Forecasting is always a dangerous business. But in a world characterized by shifting power struggles, technological change, and rising temperatures, no one can claim that the future is entirely impenetrable.
Project union commentators again offered their suggestions for the most important political, economic and political developments to watch over the next 12 months. As the COVID-19 pandemic enters its third year, the drastically different ‘new normal’ from last year is no longer so new. The coronavirus continues to acquire mutations and threatens economic and social stability in the world. Global temperatures – both literal and political – continue to rise. And while a deep sense of uncertainty persists, some results are as imminent as the trends behind them are undeniable.
It’s hard to be optimistic about 2022. Despite all the corporate commitments and media attention focused on climate change, the COP26 conference was a failure. In 2022, we will continue to realize that greenhouse gas emissions are not decreasing and that more radical responses are needed. I am concerned that climate policy will significantly worsen the relationship between the United States and China, which is already at a breaking point. Add the intensifying repression in China and the tensions over Taiwan and you have the makings of a prolonged bout of instability.

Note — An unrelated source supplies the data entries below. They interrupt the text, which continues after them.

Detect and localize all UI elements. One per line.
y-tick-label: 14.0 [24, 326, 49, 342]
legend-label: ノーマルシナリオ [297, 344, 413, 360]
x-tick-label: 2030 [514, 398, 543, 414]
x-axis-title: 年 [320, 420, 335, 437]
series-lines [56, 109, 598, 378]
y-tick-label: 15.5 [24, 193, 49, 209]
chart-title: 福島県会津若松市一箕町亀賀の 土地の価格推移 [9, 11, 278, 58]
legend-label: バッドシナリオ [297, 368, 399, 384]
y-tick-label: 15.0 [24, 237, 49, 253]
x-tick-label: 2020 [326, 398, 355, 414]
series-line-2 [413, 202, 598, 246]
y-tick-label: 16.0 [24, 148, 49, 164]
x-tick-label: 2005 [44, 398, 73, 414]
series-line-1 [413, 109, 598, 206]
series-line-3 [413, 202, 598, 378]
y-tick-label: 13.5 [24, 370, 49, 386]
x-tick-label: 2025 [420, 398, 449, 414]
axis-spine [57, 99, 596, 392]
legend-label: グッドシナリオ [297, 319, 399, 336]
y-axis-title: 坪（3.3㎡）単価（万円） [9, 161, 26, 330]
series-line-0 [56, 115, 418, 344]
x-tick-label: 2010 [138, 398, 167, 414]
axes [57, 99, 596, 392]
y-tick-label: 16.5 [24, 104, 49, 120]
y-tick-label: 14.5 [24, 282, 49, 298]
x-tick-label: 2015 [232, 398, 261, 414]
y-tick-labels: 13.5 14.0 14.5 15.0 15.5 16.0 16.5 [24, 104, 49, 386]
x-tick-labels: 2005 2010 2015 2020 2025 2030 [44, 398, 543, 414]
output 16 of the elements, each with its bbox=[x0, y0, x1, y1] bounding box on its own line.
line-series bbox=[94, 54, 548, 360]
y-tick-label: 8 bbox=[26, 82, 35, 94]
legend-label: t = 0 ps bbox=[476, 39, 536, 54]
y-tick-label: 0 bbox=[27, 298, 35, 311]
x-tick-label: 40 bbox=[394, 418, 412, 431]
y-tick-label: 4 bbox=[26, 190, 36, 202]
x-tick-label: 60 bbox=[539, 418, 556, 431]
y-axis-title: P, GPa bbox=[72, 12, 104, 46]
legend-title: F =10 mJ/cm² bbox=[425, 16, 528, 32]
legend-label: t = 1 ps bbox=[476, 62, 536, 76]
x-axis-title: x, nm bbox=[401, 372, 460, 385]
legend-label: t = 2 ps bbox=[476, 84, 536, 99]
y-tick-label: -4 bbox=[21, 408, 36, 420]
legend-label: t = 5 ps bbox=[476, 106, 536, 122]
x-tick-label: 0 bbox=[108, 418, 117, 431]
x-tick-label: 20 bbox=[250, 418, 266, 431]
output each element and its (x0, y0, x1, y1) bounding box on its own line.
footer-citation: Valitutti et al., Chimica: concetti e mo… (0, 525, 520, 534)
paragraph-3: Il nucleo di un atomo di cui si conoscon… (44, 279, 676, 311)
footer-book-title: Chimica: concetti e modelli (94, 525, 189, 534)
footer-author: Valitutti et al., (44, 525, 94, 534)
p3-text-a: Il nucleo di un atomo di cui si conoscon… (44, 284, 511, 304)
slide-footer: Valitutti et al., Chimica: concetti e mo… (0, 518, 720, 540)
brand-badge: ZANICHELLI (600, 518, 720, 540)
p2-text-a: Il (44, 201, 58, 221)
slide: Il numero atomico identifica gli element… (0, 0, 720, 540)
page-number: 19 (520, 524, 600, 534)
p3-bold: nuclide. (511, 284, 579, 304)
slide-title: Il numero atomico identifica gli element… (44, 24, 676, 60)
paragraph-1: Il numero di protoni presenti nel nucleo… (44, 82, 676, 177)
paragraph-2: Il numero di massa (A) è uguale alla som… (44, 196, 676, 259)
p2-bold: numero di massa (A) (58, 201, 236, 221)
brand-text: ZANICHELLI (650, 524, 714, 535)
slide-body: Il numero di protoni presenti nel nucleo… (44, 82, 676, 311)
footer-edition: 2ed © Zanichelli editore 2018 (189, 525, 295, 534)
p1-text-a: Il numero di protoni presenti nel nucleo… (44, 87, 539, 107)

I am also concerned about the polarization in America. US President Joe Biden’s $ 1 trillion infrastructure plan and the “Build Back Better” bill are the country’s best hopes of moving on a path of more inclusive economic growth. In general, such bold tax policies could unite the country and demonstrate that democratic politics always works for the people; yet, in today’s environment, spending plans have become another partisan football. The next year will show whether American politics can become less dysfunctional. Much will depend on how many Republicans have the courage to break with former President Donald Trump. Unfortunately, given Trump’s consolidation of control over their party, that seems unlikely.